Il n’est certainement pas facile d’établir les origines du terrorisme au Kenya, mais elles remontent sans doute à l’histoire coloniale du Kenya et de la Somalie. Les Français, les Britanniques et les Italiens se partageaient le territoire somalien et, après la deuxième guerre mondiale, la Somalie a été divisée en deux : la Somalie et le Djibouti. Cependant, certaines régions du territoire somalien ont été cédées à l’Éthiopie et d’autres ont été intégrées sous la contrainte à ce qui deviendrait la République du Kenya, en 1963.

Pour illustrer la question de l’interférence coloniale, il suffit de regarder la carte de l’Afrique.
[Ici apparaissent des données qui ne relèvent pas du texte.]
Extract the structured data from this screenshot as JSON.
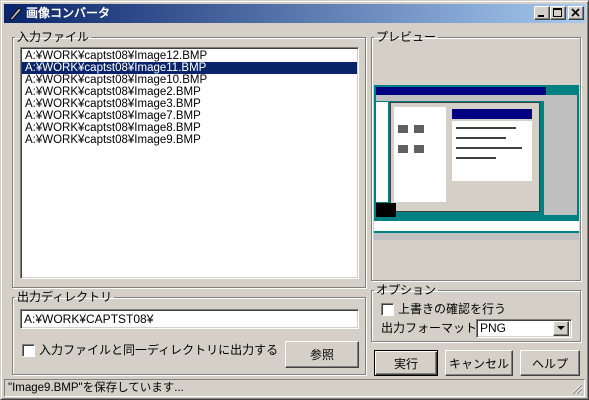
{
  "window": {
    "title": "画像コンバータ"
  },
  "input_group": {
    "label": "入力ファイル",
    "files": [
      "A:¥WORK¥captst08¥Image12.BMP",
      "A:¥WORK¥captst08¥Image11.BMP",
      "A:¥WORK¥captst08¥Image10.BMP",
      "A:¥WORK¥captst08¥Image2.BMP",
      "A:¥WORK¥captst08¥Image3.BMP",
      "A:¥WORK¥captst08¥Image7.BMP",
      "A:¥WORK¥captst08¥Image8.BMP",
      "A:¥WORK¥captst08¥Image9.BMP"
    ],
    "selected_index": 1
  },
  "preview_group": {
    "label": "プレビュー"
  },
  "output_group": {
    "label": "出力ディレクトリ",
    "path": "A:¥WORK¥CAPTST08¥",
    "same_dir_label": "入力ファイルと同一ディレクトリに出力する",
    "same_dir_checked": false,
    "browse_label": "参照"
  },
  "options_group": {
    "label": "オプション",
    "overwrite_confirm_label": "上書きの確認を行う",
    "overwrite_confirm_checked": false,
    "format_label": "出力フォーマット",
    "format_value": "PNG"
  },
  "actions": {
    "run": "実行",
    "cancel": "キャンセル",
    "help": "ヘルプ"
  },
  "status": {
    "text": "\"Image9.BMP\"を保存しています..."
  }
}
Trois lignes droites marquent la frontière entre le Kenya et la Somalie. Les Africains n’ont certainement pas tracé ces lignes.

Lors d’un plébiscite officieux, une grande partie du territoire du Kenya, habité presque exclusivement par des Somaliens, a voté en très grande majorité pour se séparer du Kenya et se joindre à nouveau à la Somalie. Cette situation a mené à la « guerre des shifta » ou « guerre des bandits » de 1963 à 1967, qui a été remportée par le gouvernement central. Pendant la guerre, la population somalienne a été entassée dans des camps de concentration de réfugiés, appelés « villages protégés » et son bétail a été massacré de façon injustifiée, ce qui l’a laissée dans la pauvreté. Finalement, un cessez-le-feu a été signé avec la République de Somalie (qui avait appuyé le mouvement de sécession); il s’ensuivit des décennies de guerre et de violence, qui se poursuivent encore aujourd’hui.
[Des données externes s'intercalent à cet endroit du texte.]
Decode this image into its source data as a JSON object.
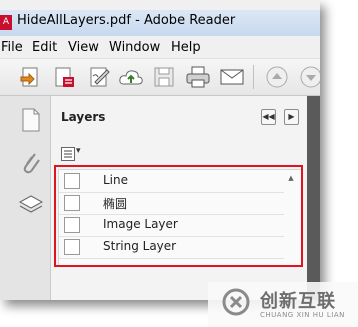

Selon le récent rapport sur la vérité et la justice, produit au Kenya après les violences électorales de 2007-2008, le régime kényan en place lors de la guerre des shifta est coupable d’« assassinats, de tortures, de châtiments collectifs et de déni des besoins de base (nourriture, eau et soins de santé) ».

Les détails que contient le rapport sur la vérité et la justice au sujet de la guerre des shifta, ont de quoi faire frémir :

« La Commission estime que l’armée kényane a commis des massacres de populations civiles pendant la guerre des shifta, et que le nombre de personnes assassinées pendant cette guerre est probablement nettement supérieur au chiffre officiel de 2000. Dans la majorité des cas, les meurtres ont été commis dans des villages, mais la Commission a également reçu des éléments de preuve qui démontrent que des assassinats ont été commis dans des lieux de culte. »

« La Commission estime que la violence contre les femmes était généralisée et systématique. Cette violence incluait le viol et d’autres formes de violence sexuelle. La Commission a obtenu des éléments de preuve attestant que des femmes ont été détenues comme esclaves sexuelles par des membres de l’armée kényane. »

« La Commission estime que l’armée kényane est responsable du massacre et de la confiscation à grande échelle du bétail appartenant à la population civile. En particulier, le meurtre de chameaux était une stratégie particulière utilisée par l’armée, car on croyait que les shifta utilisaient des chameaux pour transporter des armes et d’autres fournitures. L’armée a été responsable de l’empoisonnement du bétail. »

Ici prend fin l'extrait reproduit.